Dermatofibrosarcoma Protuberans (DFSP)
DFSP
Overview
Dermatofibrosarcoma protuberans (DFSP) is a rare, slow-growing soft tissue sarcoma that develops in the deep layers of the skin. It typically presents as a firm, painless plaque or nodule that gradually enlarges over months to years. While it rarely metastasizes, DFSP is locally aggressive and has a high recurrence rate if not completely excised.
Key Symptoms
- Firm, painless, skin-colored or reddish-brown plaque or nodule
- Slow growth over months to years, often initially flat before becoming raised
- Rubbery or hard texture on palpation
- May develop multiple nodules or protuberant masses over time
- Usually 1-5 cm at diagnosis but can grow much larger if untreated
- Overlying skin may appear stretched, shiny, or discolored
Affected Areas
Trunk (most common), Arms, Legs, Head and neck
Care Instructions
- Seek evaluation by a dermatologist or surgical oncologist for any firm, slowly growing skin nodule.

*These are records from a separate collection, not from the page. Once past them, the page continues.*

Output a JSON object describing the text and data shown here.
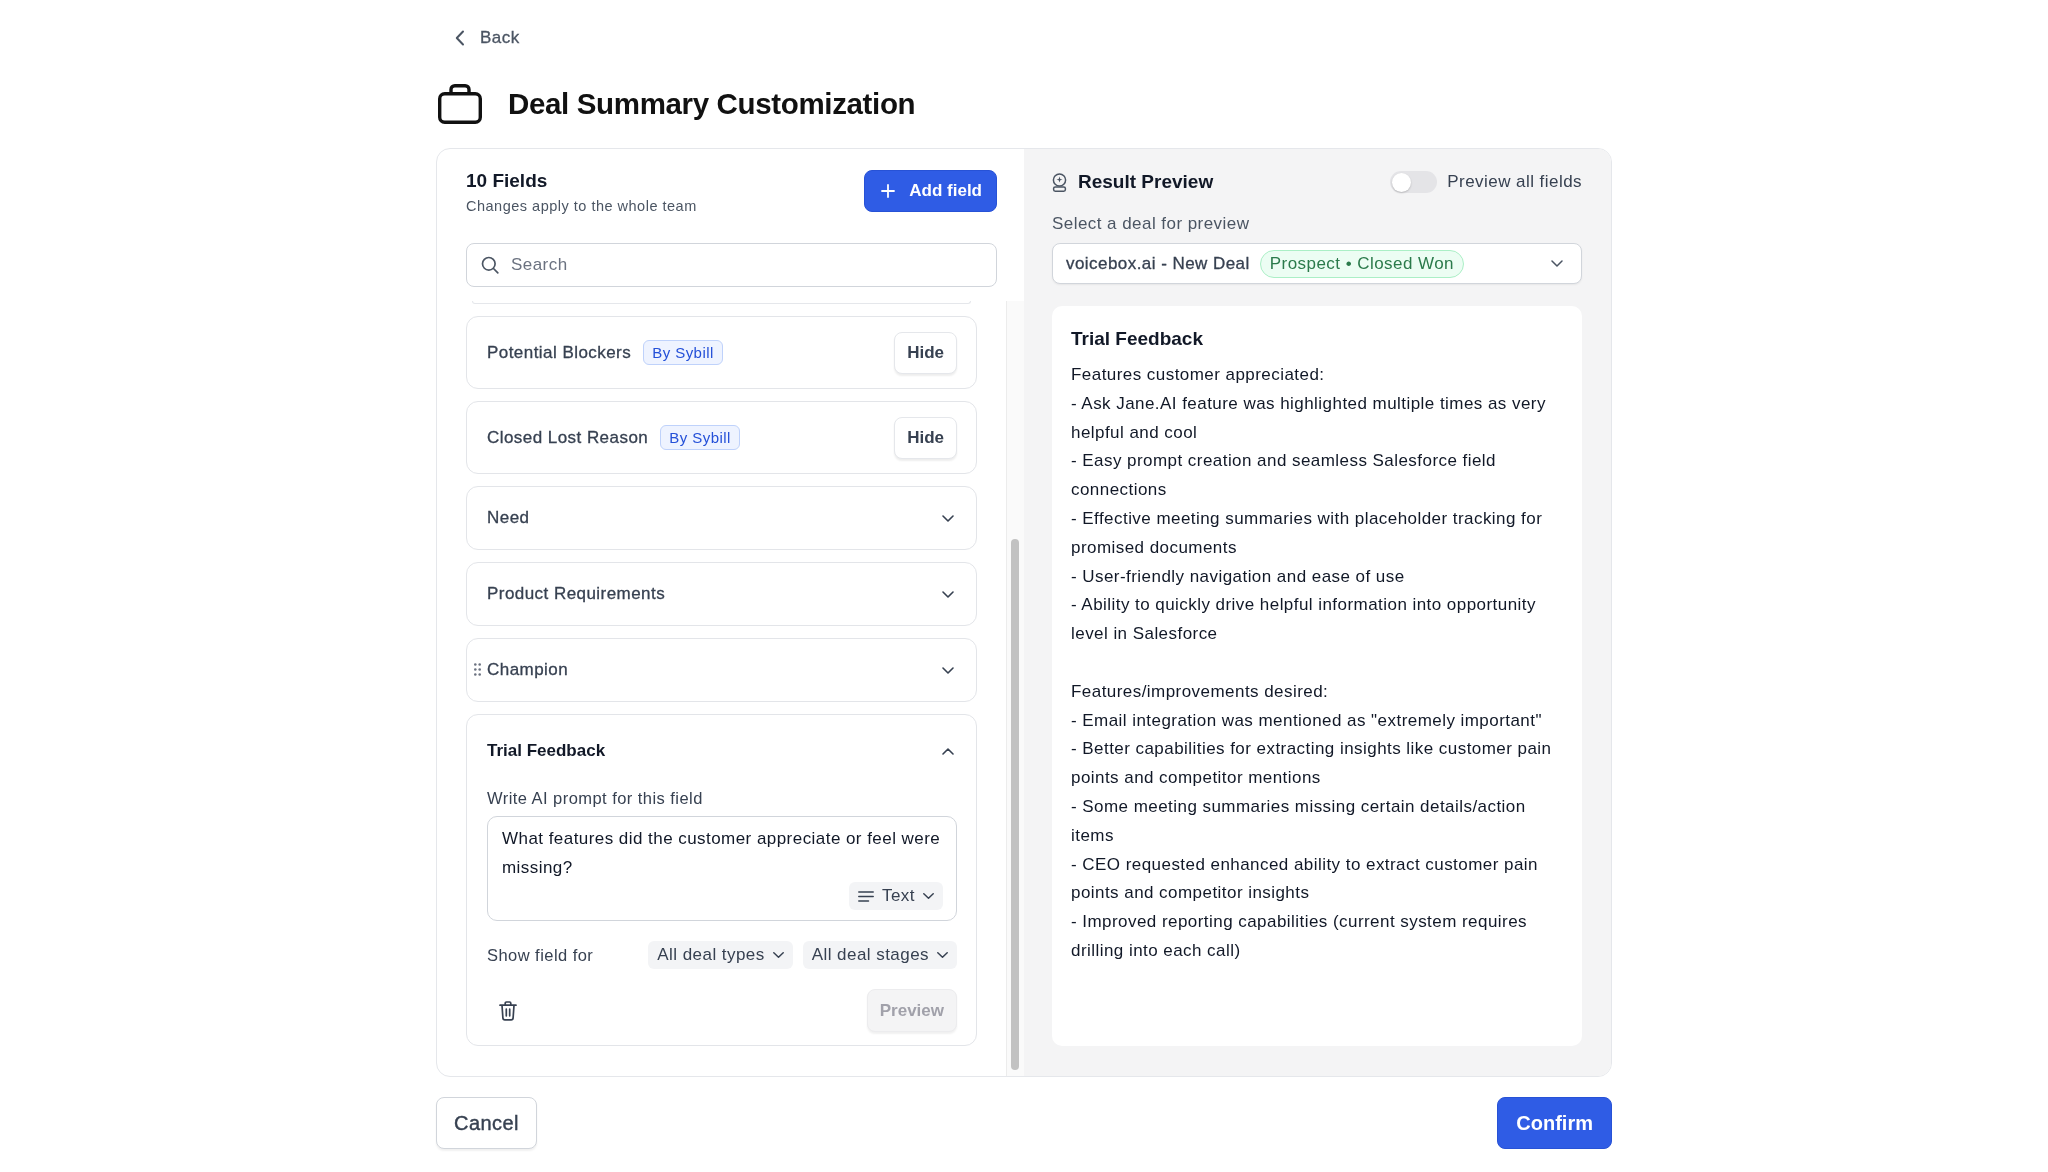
{
  "header": {
    "back": "Back",
    "title": "Deal Summary Customization"
  },
  "fields_panel": {
    "count_title": "10 Fields",
    "subtitle": "Changes apply to the whole team",
    "add_button": "Add field",
    "search": {
      "placeholder": "Search"
    },
    "fields": [
      {
        "kind": "builtin",
        "name": "Potential Blockers",
        "badge": "By Sybill",
        "action": "Hide",
        "hovered": false
      },
      {
        "kind": "builtin",
        "name": "Closed Lost Reason",
        "badge": "By Sybill",
        "action": "Hide",
        "hovered": false
      },
      {
        "kind": "custom",
        "name": "Need",
        "expanded": false,
        "hovered": false
      },
      {
        "kind": "custom",
        "name": "Product Requirements",
        "expanded": false,
        "hovered": false
      },
      {
        "kind": "custom",
        "name": "Champion",
        "expanded": false,
        "hovered": true
      },
      {
        "kind": "custom",
        "name": "Trial Feedback",
        "expanded": true,
        "hovered": false,
        "editor": {
          "prompt_label": "Write AI prompt for this field",
          "prompt": "What features did the customer appreciate or feel were missing?",
          "format": "Text",
          "show_label": "Show field for",
          "deal_types": "All deal types",
          "deal_stages": "All deal stages",
          "preview_button": {
            "label": "Preview",
            "disabled": true
          }
        }
      }
    ]
  },
  "preview_panel": {
    "title": "Result Preview",
    "toggle": {
      "label": "Preview all fields",
      "on": false
    },
    "deal_label": "Select a deal for preview",
    "deal": {
      "name": "voicebox.ai - New Deal",
      "status": "Prospect • Closed Won"
    },
    "result": {
      "title": "Trial Feedback",
      "sections": [
        {
          "heading": "Features customer appreciated:",
          "items": [
            "- Ask Jane.AI feature was highlighted multiple times as very helpful and cool",
            "- Easy prompt creation and seamless Salesforce field connections",
            "- Effective meeting summaries with placeholder tracking for promised documents",
            "- User-friendly navigation and ease of use",
            "- Ability to quickly drive helpful information into opportunity level in Salesforce"
          ]
        },
        {
          "heading": "Features/improvements desired:",
          "items": [
            "- Email integration was mentioned as \"extremely important\"",
            "- Better capabilities for extracting insights like customer pain points and competitor mentions",
            "- Some meeting summaries missing certain details/action items",
            "- CEO requested enhanced ability to extract customer pain points and competitor insights",
            "- Improved reporting capabilities (current system requires drilling into each call)"
          ]
        }
      ]
    }
  },
  "footer": {
    "cancel": "Cancel",
    "confirm": "Confirm"
  }
}
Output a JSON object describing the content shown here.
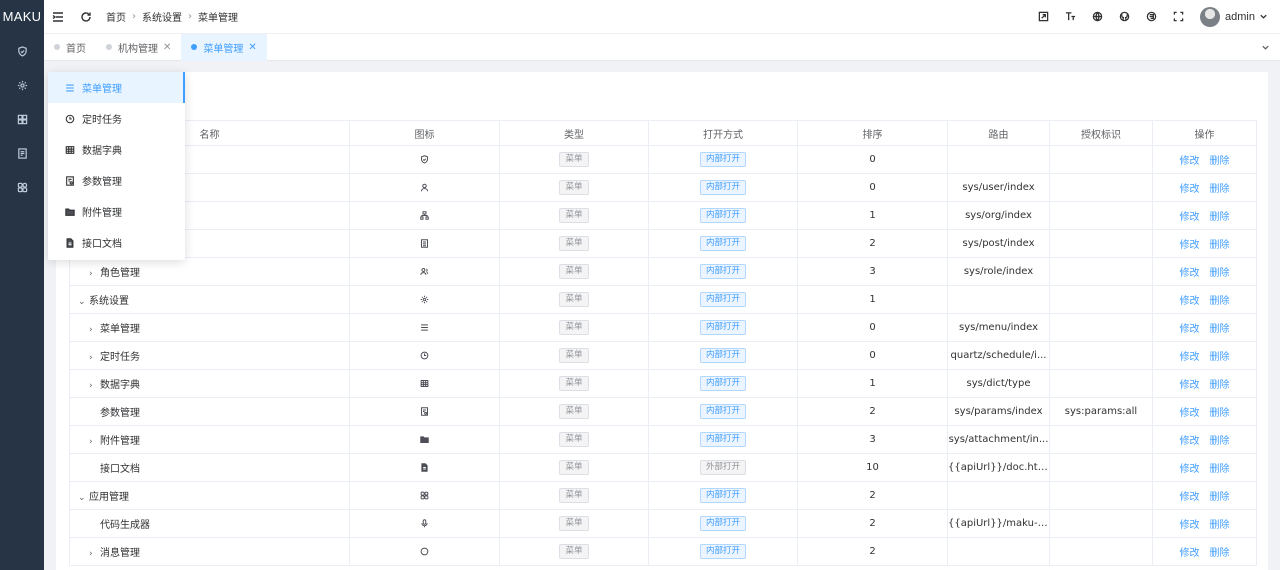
{
  "logo": "MAKU",
  "sidebar_icons": [
    "shield-icon",
    "gear-icon",
    "grid-icon",
    "doc-icon",
    "apps-icon"
  ],
  "breadcrumbs": [
    "首页",
    "系统设置",
    "菜单管理"
  ],
  "header": {
    "user": "admin"
  },
  "tabs": [
    {
      "label": "首页",
      "closable": false
    },
    {
      "label": "机构管理",
      "closable": true
    },
    {
      "label": "菜单管理",
      "closable": true,
      "active": true
    }
  ],
  "submenu": [
    {
      "label": "菜单管理",
      "icon": "list-icon",
      "active": true
    },
    {
      "label": "定时任务",
      "icon": "clock-icon"
    },
    {
      "label": "数据字典",
      "icon": "table-icon"
    },
    {
      "label": "参数管理",
      "icon": "params-icon"
    },
    {
      "label": "附件管理",
      "icon": "folder-icon"
    },
    {
      "label": "接口文档",
      "icon": "file-icon"
    }
  ],
  "table": {
    "headers": [
      "名称",
      "图标",
      "类型",
      "打开方式",
      "排序",
      "路由",
      "授权标识",
      "操作"
    ],
    "edit_label": "修改",
    "delete_label": "删除",
    "rows": [
      {
        "indent": 0,
        "arrow": "",
        "name": "",
        "icon": "shield-icon",
        "type": "菜单",
        "open": "内部打开",
        "open_blue": true,
        "sort": "0",
        "route": "",
        "auth": ""
      },
      {
        "indent": 0,
        "arrow": "",
        "name": "",
        "icon": "user-icon",
        "type": "菜单",
        "open": "内部打开",
        "open_blue": true,
        "sort": "0",
        "route": "sys/user/index",
        "auth": ""
      },
      {
        "indent": 0,
        "arrow": "",
        "name": "",
        "icon": "org-icon",
        "type": "菜单",
        "open": "内部打开",
        "open_blue": true,
        "sort": "1",
        "route": "sys/org/index",
        "auth": ""
      },
      {
        "indent": 0,
        "arrow": "",
        "name": "",
        "icon": "post-icon",
        "type": "菜单",
        "open": "内部打开",
        "open_blue": true,
        "sort": "2",
        "route": "sys/post/index",
        "auth": ""
      },
      {
        "indent": 1,
        "arrow": ">",
        "name": "角色管理",
        "icon": "role-icon",
        "type": "菜单",
        "open": "内部打开",
        "open_blue": true,
        "sort": "3",
        "route": "sys/role/index",
        "auth": ""
      },
      {
        "indent": 0,
        "arrow": "v",
        "name": "系统设置",
        "icon": "gear-icon",
        "type": "菜单",
        "open": "内部打开",
        "open_blue": true,
        "sort": "1",
        "route": "",
        "auth": ""
      },
      {
        "indent": 1,
        "arrow": ">",
        "name": "菜单管理",
        "icon": "list-icon",
        "type": "菜单",
        "open": "内部打开",
        "open_blue": true,
        "sort": "0",
        "route": "sys/menu/index",
        "auth": ""
      },
      {
        "indent": 1,
        "arrow": ">",
        "name": "定时任务",
        "icon": "clock-icon",
        "type": "菜单",
        "open": "内部打开",
        "open_blue": true,
        "sort": "0",
        "route": "quartz/schedule/i...",
        "auth": ""
      },
      {
        "indent": 1,
        "arrow": ">",
        "name": "数据字典",
        "icon": "table-icon",
        "type": "菜单",
        "open": "内部打开",
        "open_blue": true,
        "sort": "1",
        "route": "sys/dict/type",
        "auth": ""
      },
      {
        "indent": 1,
        "arrow": "",
        "name": "参数管理",
        "icon": "params-icon",
        "type": "菜单",
        "open": "内部打开",
        "open_blue": true,
        "sort": "2",
        "route": "sys/params/index",
        "auth": "sys:params:all"
      },
      {
        "indent": 1,
        "arrow": ">",
        "name": "附件管理",
        "icon": "folder-icon",
        "type": "菜单",
        "open": "内部打开",
        "open_blue": true,
        "sort": "3",
        "route": "sys/attachment/in...",
        "auth": ""
      },
      {
        "indent": 1,
        "arrow": "",
        "name": "接口文档",
        "icon": "file-icon",
        "type": "菜单",
        "open": "外部打开",
        "open_blue": false,
        "sort": "10",
        "route": "{{apiUrl}}/doc.html",
        "auth": ""
      },
      {
        "indent": 0,
        "arrow": "v",
        "name": "应用管理",
        "icon": "apps-icon",
        "type": "菜单",
        "open": "内部打开",
        "open_blue": true,
        "sort": "2",
        "route": "",
        "auth": ""
      },
      {
        "indent": 1,
        "arrow": "",
        "name": "代码生成器",
        "icon": "mic-icon",
        "type": "菜单",
        "open": "内部打开",
        "open_blue": true,
        "sort": "2",
        "route": "{{apiUrl}}/maku-g...",
        "auth": ""
      },
      {
        "indent": 1,
        "arrow": ">",
        "name": "消息管理",
        "icon": "msg-icon",
        "type": "菜单",
        "open": "内部打开",
        "open_blue": true,
        "sort": "2",
        "route": "",
        "auth": ""
      }
    ]
  }
}
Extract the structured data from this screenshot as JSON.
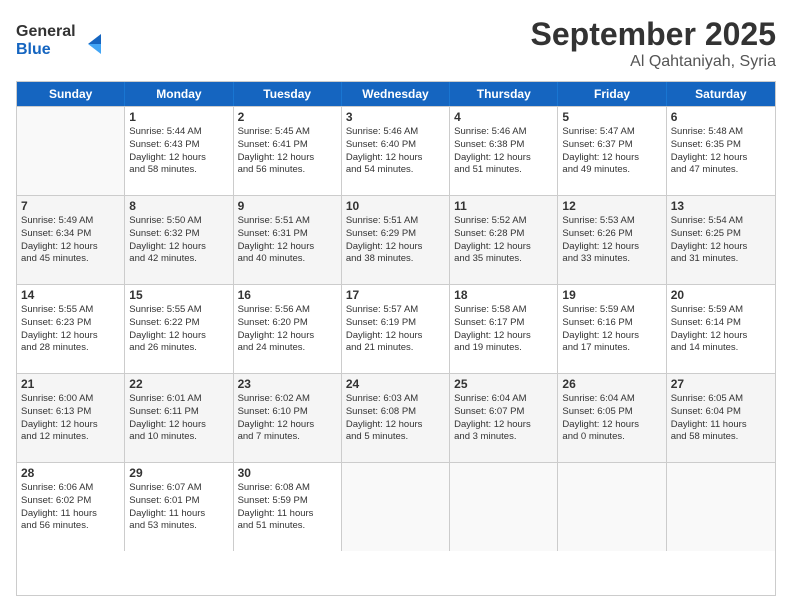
{
  "logo": {
    "line1": "General",
    "line2": "Blue"
  },
  "title": "September 2025",
  "subtitle": "Al Qahtaniyah, Syria",
  "days_of_week": [
    "Sunday",
    "Monday",
    "Tuesday",
    "Wednesday",
    "Thursday",
    "Friday",
    "Saturday"
  ],
  "weeks": [
    [
      {
        "day": "",
        "info": ""
      },
      {
        "day": "1",
        "info": "Sunrise: 5:44 AM\nSunset: 6:43 PM\nDaylight: 12 hours\nand 58 minutes."
      },
      {
        "day": "2",
        "info": "Sunrise: 5:45 AM\nSunset: 6:41 PM\nDaylight: 12 hours\nand 56 minutes."
      },
      {
        "day": "3",
        "info": "Sunrise: 5:46 AM\nSunset: 6:40 PM\nDaylight: 12 hours\nand 54 minutes."
      },
      {
        "day": "4",
        "info": "Sunrise: 5:46 AM\nSunset: 6:38 PM\nDaylight: 12 hours\nand 51 minutes."
      },
      {
        "day": "5",
        "info": "Sunrise: 5:47 AM\nSunset: 6:37 PM\nDaylight: 12 hours\nand 49 minutes."
      },
      {
        "day": "6",
        "info": "Sunrise: 5:48 AM\nSunset: 6:35 PM\nDaylight: 12 hours\nand 47 minutes."
      }
    ],
    [
      {
        "day": "7",
        "info": "Sunrise: 5:49 AM\nSunset: 6:34 PM\nDaylight: 12 hours\nand 45 minutes."
      },
      {
        "day": "8",
        "info": "Sunrise: 5:50 AM\nSunset: 6:32 PM\nDaylight: 12 hours\nand 42 minutes."
      },
      {
        "day": "9",
        "info": "Sunrise: 5:51 AM\nSunset: 6:31 PM\nDaylight: 12 hours\nand 40 minutes."
      },
      {
        "day": "10",
        "info": "Sunrise: 5:51 AM\nSunset: 6:29 PM\nDaylight: 12 hours\nand 38 minutes."
      },
      {
        "day": "11",
        "info": "Sunrise: 5:52 AM\nSunset: 6:28 PM\nDaylight: 12 hours\nand 35 minutes."
      },
      {
        "day": "12",
        "info": "Sunrise: 5:53 AM\nSunset: 6:26 PM\nDaylight: 12 hours\nand 33 minutes."
      },
      {
        "day": "13",
        "info": "Sunrise: 5:54 AM\nSunset: 6:25 PM\nDaylight: 12 hours\nand 31 minutes."
      }
    ],
    [
      {
        "day": "14",
        "info": "Sunrise: 5:55 AM\nSunset: 6:23 PM\nDaylight: 12 hours\nand 28 minutes."
      },
      {
        "day": "15",
        "info": "Sunrise: 5:55 AM\nSunset: 6:22 PM\nDaylight: 12 hours\nand 26 minutes."
      },
      {
        "day": "16",
        "info": "Sunrise: 5:56 AM\nSunset: 6:20 PM\nDaylight: 12 hours\nand 24 minutes."
      },
      {
        "day": "17",
        "info": "Sunrise: 5:57 AM\nSunset: 6:19 PM\nDaylight: 12 hours\nand 21 minutes."
      },
      {
        "day": "18",
        "info": "Sunrise: 5:58 AM\nSunset: 6:17 PM\nDaylight: 12 hours\nand 19 minutes."
      },
      {
        "day": "19",
        "info": "Sunrise: 5:59 AM\nSunset: 6:16 PM\nDaylight: 12 hours\nand 17 minutes."
      },
      {
        "day": "20",
        "info": "Sunrise: 5:59 AM\nSunset: 6:14 PM\nDaylight: 12 hours\nand 14 minutes."
      }
    ],
    [
      {
        "day": "21",
        "info": "Sunrise: 6:00 AM\nSunset: 6:13 PM\nDaylight: 12 hours\nand 12 minutes."
      },
      {
        "day": "22",
        "info": "Sunrise: 6:01 AM\nSunset: 6:11 PM\nDaylight: 12 hours\nand 10 minutes."
      },
      {
        "day": "23",
        "info": "Sunrise: 6:02 AM\nSunset: 6:10 PM\nDaylight: 12 hours\nand 7 minutes."
      },
      {
        "day": "24",
        "info": "Sunrise: 6:03 AM\nSunset: 6:08 PM\nDaylight: 12 hours\nand 5 minutes."
      },
      {
        "day": "25",
        "info": "Sunrise: 6:04 AM\nSunset: 6:07 PM\nDaylight: 12 hours\nand 3 minutes."
      },
      {
        "day": "26",
        "info": "Sunrise: 6:04 AM\nSunset: 6:05 PM\nDaylight: 12 hours\nand 0 minutes."
      },
      {
        "day": "27",
        "info": "Sunrise: 6:05 AM\nSunset: 6:04 PM\nDaylight: 11 hours\nand 58 minutes."
      }
    ],
    [
      {
        "day": "28",
        "info": "Sunrise: 6:06 AM\nSunset: 6:02 PM\nDaylight: 11 hours\nand 56 minutes."
      },
      {
        "day": "29",
        "info": "Sunrise: 6:07 AM\nSunset: 6:01 PM\nDaylight: 11 hours\nand 53 minutes."
      },
      {
        "day": "30",
        "info": "Sunrise: 6:08 AM\nSunset: 5:59 PM\nDaylight: 11 hours\nand 51 minutes."
      },
      {
        "day": "",
        "info": ""
      },
      {
        "day": "",
        "info": ""
      },
      {
        "day": "",
        "info": ""
      },
      {
        "day": "",
        "info": ""
      }
    ]
  ]
}
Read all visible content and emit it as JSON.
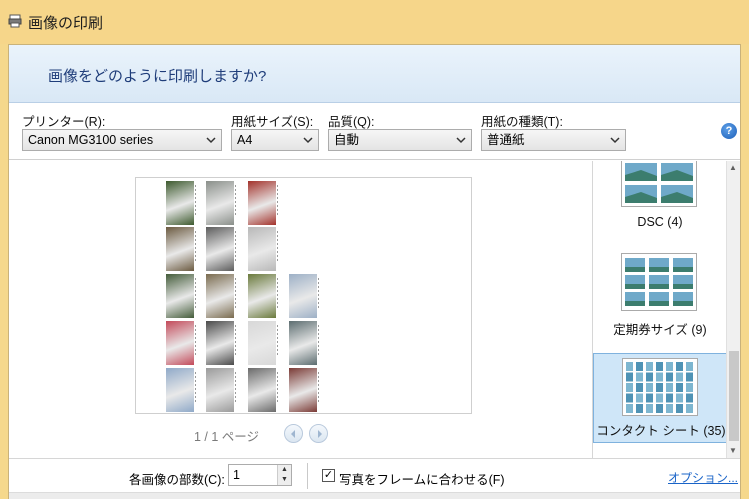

- Mohs micrographic surgery is the preferred treatment for complete margin control.
- Wide local excision with adequate margins is an alternative when Mohs surgery is not available.
- Regular follow-up with imaging and clinical exams is essential due to risk of local recurrence.
- Genetic testing may reveal the COL1A1-PDGFB fusion gene characteristic of DFSP.
- Imatinib (a targeted therapy) may be used for unresectable or metastatic cases.
Medical Disclaimer: This information is for educational purposes only and does not replace professional medical advice. Always consult a qualified dermatologist for diagnosis and treatment.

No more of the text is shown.